Fuller’s compositions are informed by an ecumenical visual library that includes high fashion, naive yard art, snapshots of nature or sidewalk detritus, and images of bodies entwined in arrangements erotic or comical. Fuller seems to be a connoisseur of oblique beauty; she collects images from the world that appeal to her idiosyncratic sense of humor and irony, and organizes them in the form of a catalog or working codex. In this way, her intuitive act of what’s worth noticing becomes reconfigured as both the subject and inspiration for the abstract paintings.

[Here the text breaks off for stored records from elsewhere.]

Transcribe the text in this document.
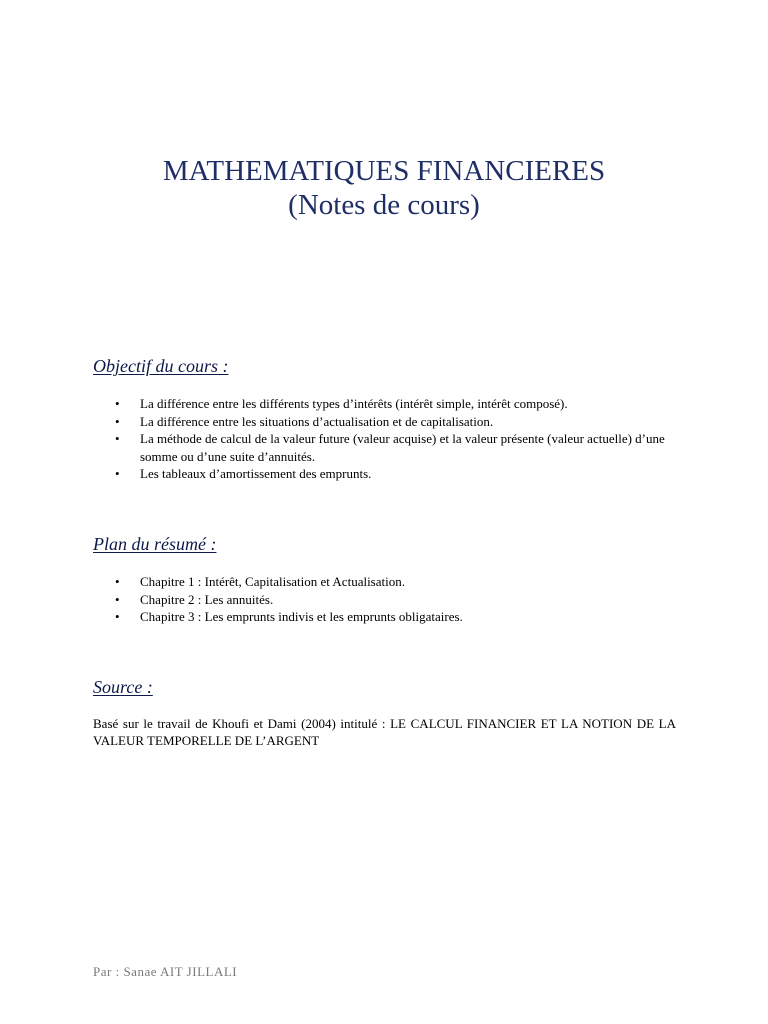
MATHEMATIQUES FINANCIERES

(Notes de cours)

Objectif du cours :
• La différence entre les différents types d’intérêts (intérêt simple, intérêt composé).
• La différence entre les situations d’actualisation et de capitalisation.
• La méthode de calcul de la valeur future (valeur acquise) et la valeur présente (valeur actuelle) d’une somme ou d’une suite d’annuités.
• Les tableaux d’amortissement des emprunts.
Plan du résumé :
• Chapitre 1 : Intérêt, Capitalisation et Actualisation.
• Chapitre 2 : Les annuités.
• Chapitre 3 : Les emprunts indivis et les emprunts obligataires.
Source :

Basé sur le travail de Khoufi et Dami (2004) intitulé : LE CALCUL FINANCIER ET LA NOTION DE LA VALEUR TEMPORELLE DE L’ARGENT

Par : Sanae AIT JILLALI
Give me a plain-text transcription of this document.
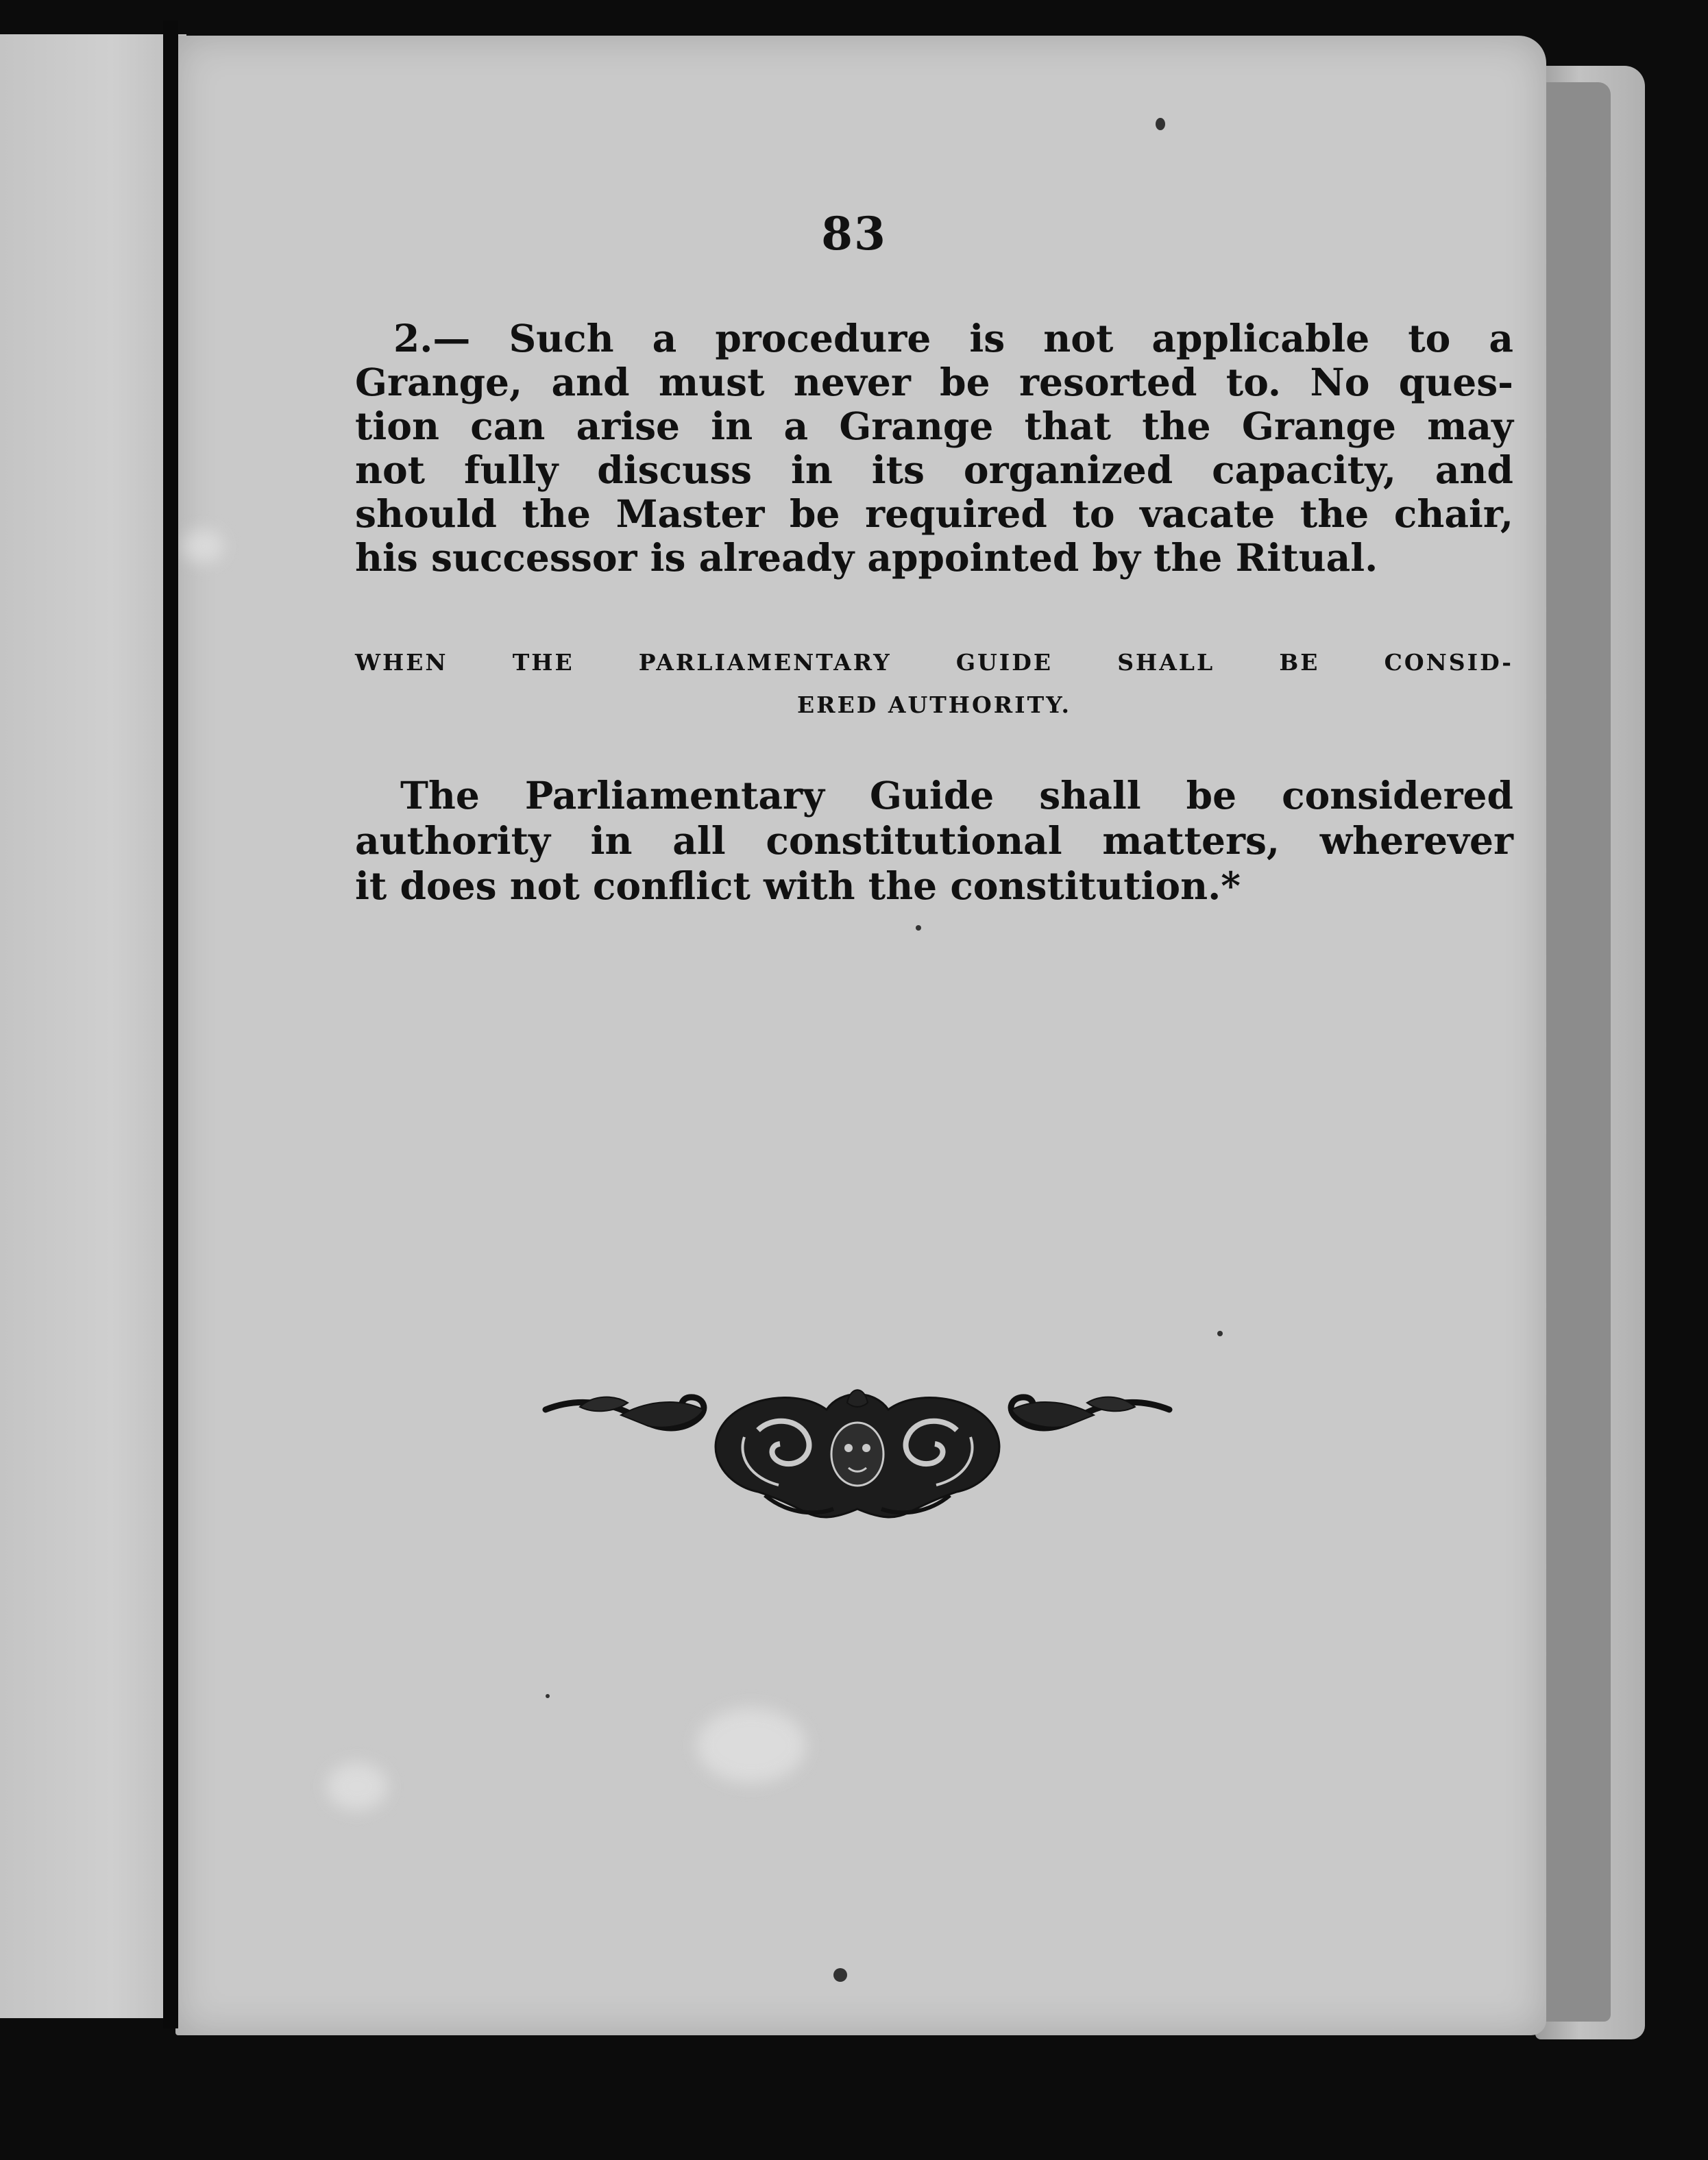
83
2.— Such a procedure is not applicable to a
Grange, and must never be resorted to. No ques-
tion can arise in a Grange that the Grange may
not fully discuss in its organized capacity, and
should the Master be required to vacate the chair,
his successor is already appointed by the Ritual.
WHEN THE PARLIAMENTARY GUIDE SHALL BE CONSID-
ERED AUTHORITY.
The Parliamentary Guide shall be considered
authority in all constitutional matters, wherever
it does not conflict with the constitution.*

Jess Fuller was born in 1972 in Portland, Maine. She currently lives and works in Brooklyn, NY. Fuller received a BFA from Boston University and an MFA from University of Iowa. Solo exhibitions include Fairy Smoke, Herald St, London (2015); Planet Without a Body, Martos Gallery, New York (2015); Jellie, Martos Gallery, New York (2012); and Washed up and bleached out, Galleri Tom Christofferson, Copenhagen (2011). Recent group exhibitions include Re-Planetizer, Regina Rex, New York (2016); Fort Greene, Venus Over LA, Los Angeles (2016); 8 Femmes, Office Baroque, Brussels (2016); World Made By Hand, Andrew Edlin Gallery, New York (2016); and Call and Response, Gavin Brown's Enterprise, New York (2015).